Sesekali aku bertanya
hanya sebuah senyum yang terbuang.
Sesekali lagi aku bertanya
tetapi diammu membuat aku bertambah ngilu.

Tak terasa, sore pun tiba-tiba datang
tetapi engkau tetap peka dengan diammu.

Ada apa?
Tanyaku terlempar
tetapi jawabanmu sedikitpun tak berbisik.

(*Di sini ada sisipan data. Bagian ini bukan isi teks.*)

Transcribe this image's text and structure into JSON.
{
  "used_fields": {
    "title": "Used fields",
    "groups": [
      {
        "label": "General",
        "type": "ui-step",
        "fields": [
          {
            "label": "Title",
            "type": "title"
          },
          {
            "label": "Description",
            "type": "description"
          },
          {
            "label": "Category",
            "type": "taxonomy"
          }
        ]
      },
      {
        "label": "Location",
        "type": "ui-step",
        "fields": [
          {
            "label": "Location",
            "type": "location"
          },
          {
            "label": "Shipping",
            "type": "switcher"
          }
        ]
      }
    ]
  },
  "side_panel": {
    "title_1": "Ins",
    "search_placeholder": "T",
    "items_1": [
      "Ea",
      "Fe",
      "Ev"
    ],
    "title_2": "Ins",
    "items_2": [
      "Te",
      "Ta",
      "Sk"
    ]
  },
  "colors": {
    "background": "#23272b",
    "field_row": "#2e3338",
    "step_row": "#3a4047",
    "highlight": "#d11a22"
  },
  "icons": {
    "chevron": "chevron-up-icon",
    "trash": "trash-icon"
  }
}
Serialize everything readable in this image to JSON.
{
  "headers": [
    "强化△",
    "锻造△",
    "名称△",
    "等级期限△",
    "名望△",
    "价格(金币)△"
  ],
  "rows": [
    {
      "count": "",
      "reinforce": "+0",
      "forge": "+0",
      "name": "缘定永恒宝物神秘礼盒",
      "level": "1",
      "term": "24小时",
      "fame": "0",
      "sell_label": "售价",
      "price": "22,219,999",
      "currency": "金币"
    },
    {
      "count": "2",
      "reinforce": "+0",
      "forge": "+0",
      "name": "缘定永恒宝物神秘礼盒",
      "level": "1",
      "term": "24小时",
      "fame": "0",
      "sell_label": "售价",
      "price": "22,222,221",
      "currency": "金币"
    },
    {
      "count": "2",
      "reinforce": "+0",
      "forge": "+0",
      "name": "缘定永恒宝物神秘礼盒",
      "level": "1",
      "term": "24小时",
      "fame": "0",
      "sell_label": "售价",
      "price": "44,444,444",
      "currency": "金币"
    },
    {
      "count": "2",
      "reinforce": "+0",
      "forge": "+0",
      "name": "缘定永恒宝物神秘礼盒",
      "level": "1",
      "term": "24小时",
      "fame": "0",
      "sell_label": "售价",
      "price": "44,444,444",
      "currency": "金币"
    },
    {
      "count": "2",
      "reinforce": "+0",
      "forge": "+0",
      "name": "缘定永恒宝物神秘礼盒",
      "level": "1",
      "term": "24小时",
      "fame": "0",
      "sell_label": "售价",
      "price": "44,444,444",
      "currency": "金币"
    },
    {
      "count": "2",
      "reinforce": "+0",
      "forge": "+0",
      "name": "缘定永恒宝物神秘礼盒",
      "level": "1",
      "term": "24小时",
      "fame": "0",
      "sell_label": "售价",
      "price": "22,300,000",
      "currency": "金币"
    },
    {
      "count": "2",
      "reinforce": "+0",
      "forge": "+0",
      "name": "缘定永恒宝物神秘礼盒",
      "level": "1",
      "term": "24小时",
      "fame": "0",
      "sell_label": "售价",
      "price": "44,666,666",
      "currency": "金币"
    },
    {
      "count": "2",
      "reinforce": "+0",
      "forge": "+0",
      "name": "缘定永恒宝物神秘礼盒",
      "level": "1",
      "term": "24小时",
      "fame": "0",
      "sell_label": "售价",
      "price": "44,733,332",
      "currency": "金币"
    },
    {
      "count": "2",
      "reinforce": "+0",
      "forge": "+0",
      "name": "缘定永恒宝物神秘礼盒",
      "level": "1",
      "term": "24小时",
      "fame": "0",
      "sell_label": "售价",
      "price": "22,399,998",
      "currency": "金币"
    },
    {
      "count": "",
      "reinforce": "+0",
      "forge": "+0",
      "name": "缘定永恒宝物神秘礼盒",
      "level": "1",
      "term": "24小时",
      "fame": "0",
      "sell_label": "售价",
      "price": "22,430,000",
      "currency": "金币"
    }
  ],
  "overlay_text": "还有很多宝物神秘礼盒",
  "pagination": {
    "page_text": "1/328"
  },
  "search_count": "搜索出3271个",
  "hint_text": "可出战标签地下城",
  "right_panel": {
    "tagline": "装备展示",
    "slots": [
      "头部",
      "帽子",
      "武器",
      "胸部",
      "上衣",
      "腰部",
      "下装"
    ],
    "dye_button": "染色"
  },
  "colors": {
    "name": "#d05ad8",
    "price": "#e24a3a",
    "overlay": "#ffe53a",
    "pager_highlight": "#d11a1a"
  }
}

Sesekali lagi aku bertanya
ya, malam terlanjur memberi salam.

Ternate, 12 Februari 201


TARIAN SEPASANG SUNGAI

Berjumlah air, telah mengalir
dari hulu ini
sementara sungaimu, tetap hening, di larut malam ini.

Oh, lupakah kita
laut sedang menanti
apakah engkau tak ingin mengikuti jejakku?
Sedangkan engkau hidup di atas jerami
dan langit, telah mendung
bertanda hujan akan turun.

Lantas bagaimana dengan engkau?

Ternate, 13 Februari 2017


KALIMAT TANPA KAKI

Ketika perut bumi, mulai berdesak-desak menghapus air mata
dan mencari senyum, yang lama terbuang.

Kata apa yang engkau bisikan pada Tuhan
dan kalimat yang mana lagi
yang engkau ingin patahkan kakinya?
Jika berjumlah yang terucap
masih tertatih-tatih mencari maknanya.

Ternate, 14 Februari 2017.

Tentang Penulis: Abi N. Bayan tinggal di Supu, Kec. Loloda Utara, Kab. Halmahera Utara, ProvinsiMaluku Utara. Abi N. Bayan, Penggiat seni tulis, Pembina Komunitas Parlamen Jalanan Maluku Utara (KPJ MALUT), dan tergabung di Gerakan Mahasiswa Pemerhati Sosial (GAMHAS-MU). mempublikasikan puisinya puisinya di media online www.Wartalambar.com.